Embracing the Skepticism
When Omneky launched in 2018, AI was still viewed with significant skepticism. As Hikari notes, it was “this kind of thing that was always in the future, that was always kind of over promised, whatever kind of always kind of over promised, under delivered right in the late two thousand and ten’s.”
Instead of fighting this perception, Omneky used it to their advantage in three key ways:
- Building Sustainable Infrastructure
While others focused on convincing markets about AI’s potential, Omneky built practical infrastructure. “Building data integrations with all these different ad networks and platforms take time. Not anybody can get access to these ad networks,” Hikari explains. This created barriers to entry that would persist even after AI gained broader acceptance.
- Focusing on Revenue Over Hype
Market skepticism forced discipline. “We had structured the company in a way where it was profitable and had good mortgages and good cash flow from very beginning,” Hikari shares. This approach gave them runway to pursue their vision without constant fundraising pressure.
- Methodical Technology Evolution
Rather than waiting for perfect technology, they evolved alongside AI capabilities. “Initially when we launched the product, it was just GPT-1 and stock images,” Hikari notes. “Then it began with GPT-2, GPT-3, GPT-4, and then regarding the image generation with stock images, then it was Dolly, and now it’s our fine-tuned kind of stable diffusion based models.”
Converting Skepticism into Motivation
For Hikari, market skepticism actually validated their timing: “By definition you become a successful entrepreneur because you saw an opportunity before anyone else did. So almost the recurring theme with every one of these bios, right, these Founder Bios, especially these very successful founders, is initial rejection, because by definition they were early into a market.”
This perspective helped maintain focus during challenging periods. Rather than being discouraged, Hikari found the skepticism energizing: “I’m like a massive nerd for the technology, and so I actually didn’t really care if the market didn’t begin because I was just having so much fun learning about the technology.”

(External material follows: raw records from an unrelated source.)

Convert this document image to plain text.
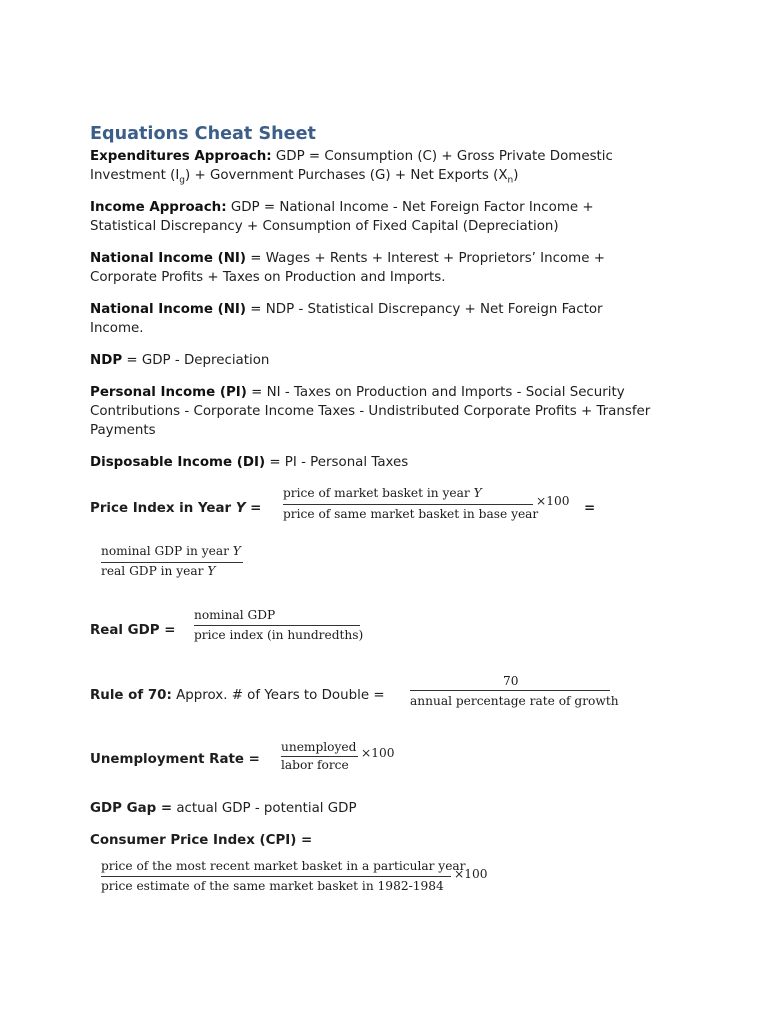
Equations Cheat Sheet
Expenditures Approach: GDP = Consumption (C) + Gross Private Domestic
Investment $(I_g)$ + Government Purchases (G) + Net Exports $(X_n)$
Income Approach: GDP = National Income - Net Foreign Factor Income +
Statistical Discrepancy + Consumption of Fixed Capital (Depreciation)
National Income (NI) = Wages + Rents + Interest + Proprietors’ Income +
Corporate Profits + Taxes on Production and Imports.
National Income (NI) = NDP - Statistical Discrepancy + Net Foreign Factor
Income.
NDP = GDP - Depreciation
Personal Income (PI) = NI - Taxes on Production and Imports - Social Security
Contributions - Corporate Income Taxes - Undistributed Corporate Profits + Transfer
Payments
Disposable Income (DI) = PI - Personal Taxes
Price Index in Year Y =
price of market basket in year Y
price of same market basket in base year
×100 =
nominal GDP in year Y
real GDP in year Y
Real GDP =
nominal GDP
price index (in hundredths)
Rule of 70: Approx. # of Years to Double =
70
annual percentage rate of growth
Unemployment Rate =
unemployed
labor force
×100
GDP Gap = actual GDP - potential GDP
Consumer Price Index (CPI) =
price of the most recent market basket in a particular year
price estimate of the same market basket in 1982-1984
×100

Building Through Consistency
Instead of chasing market trends, Omneky maintained consistent messaging: “Just consistently communicating to the market that we are the leading generative AI company for advertisers year over year. Not really deviating from that message has helped.”
This consistency paid off when market sentiment shifted: “The market started to understand the messaging and the value problems we’ve been communicating consistently for the past several couple years.”
The Competitive Moat
The skepticism-driven approach created lasting advantages:
- Deep technical infrastructure built while others waited
- Profitable business model tested through market cycles
- Strong customer relationships built on practical value
- Proven track record of execution through challenges
For founders building in emerging technologies today, Omneky’s experience offers a crucial lesson: market skepticism often creates space to build fundamental advantages that persist even after the market catches up to your vision.

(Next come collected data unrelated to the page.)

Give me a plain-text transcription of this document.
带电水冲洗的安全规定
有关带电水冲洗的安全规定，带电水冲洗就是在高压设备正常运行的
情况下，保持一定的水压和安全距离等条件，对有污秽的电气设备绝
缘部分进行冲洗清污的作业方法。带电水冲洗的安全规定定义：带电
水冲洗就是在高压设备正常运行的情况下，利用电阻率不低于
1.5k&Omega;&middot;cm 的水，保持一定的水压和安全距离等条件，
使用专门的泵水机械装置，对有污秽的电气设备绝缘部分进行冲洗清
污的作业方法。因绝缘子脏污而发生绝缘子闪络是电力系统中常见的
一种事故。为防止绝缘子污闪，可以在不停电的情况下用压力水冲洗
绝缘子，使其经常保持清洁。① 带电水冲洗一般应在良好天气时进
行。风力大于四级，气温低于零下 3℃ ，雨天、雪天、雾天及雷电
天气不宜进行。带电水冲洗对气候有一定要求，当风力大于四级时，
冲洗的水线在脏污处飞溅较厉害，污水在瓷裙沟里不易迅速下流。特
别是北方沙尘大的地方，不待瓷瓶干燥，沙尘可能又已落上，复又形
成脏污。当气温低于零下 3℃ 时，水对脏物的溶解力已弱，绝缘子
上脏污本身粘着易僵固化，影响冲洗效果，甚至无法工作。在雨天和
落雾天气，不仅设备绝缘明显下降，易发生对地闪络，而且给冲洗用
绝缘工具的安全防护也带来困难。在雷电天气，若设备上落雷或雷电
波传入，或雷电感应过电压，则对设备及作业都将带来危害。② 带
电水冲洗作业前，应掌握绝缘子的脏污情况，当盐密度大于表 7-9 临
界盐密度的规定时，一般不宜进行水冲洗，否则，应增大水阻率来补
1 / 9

As Hikari concludes, looking toward future opportunities: “We’re going to see the explosion of single person entrepreneur. We’re going to see single people, companies become unicorns. Because what these generative models enable and empower is that kind of leverage for brilliant visionaries.”
The key insight? Sometimes the best strategy isn’t to fight market skepticism, but to use it as cover while building lasting competitive advantages.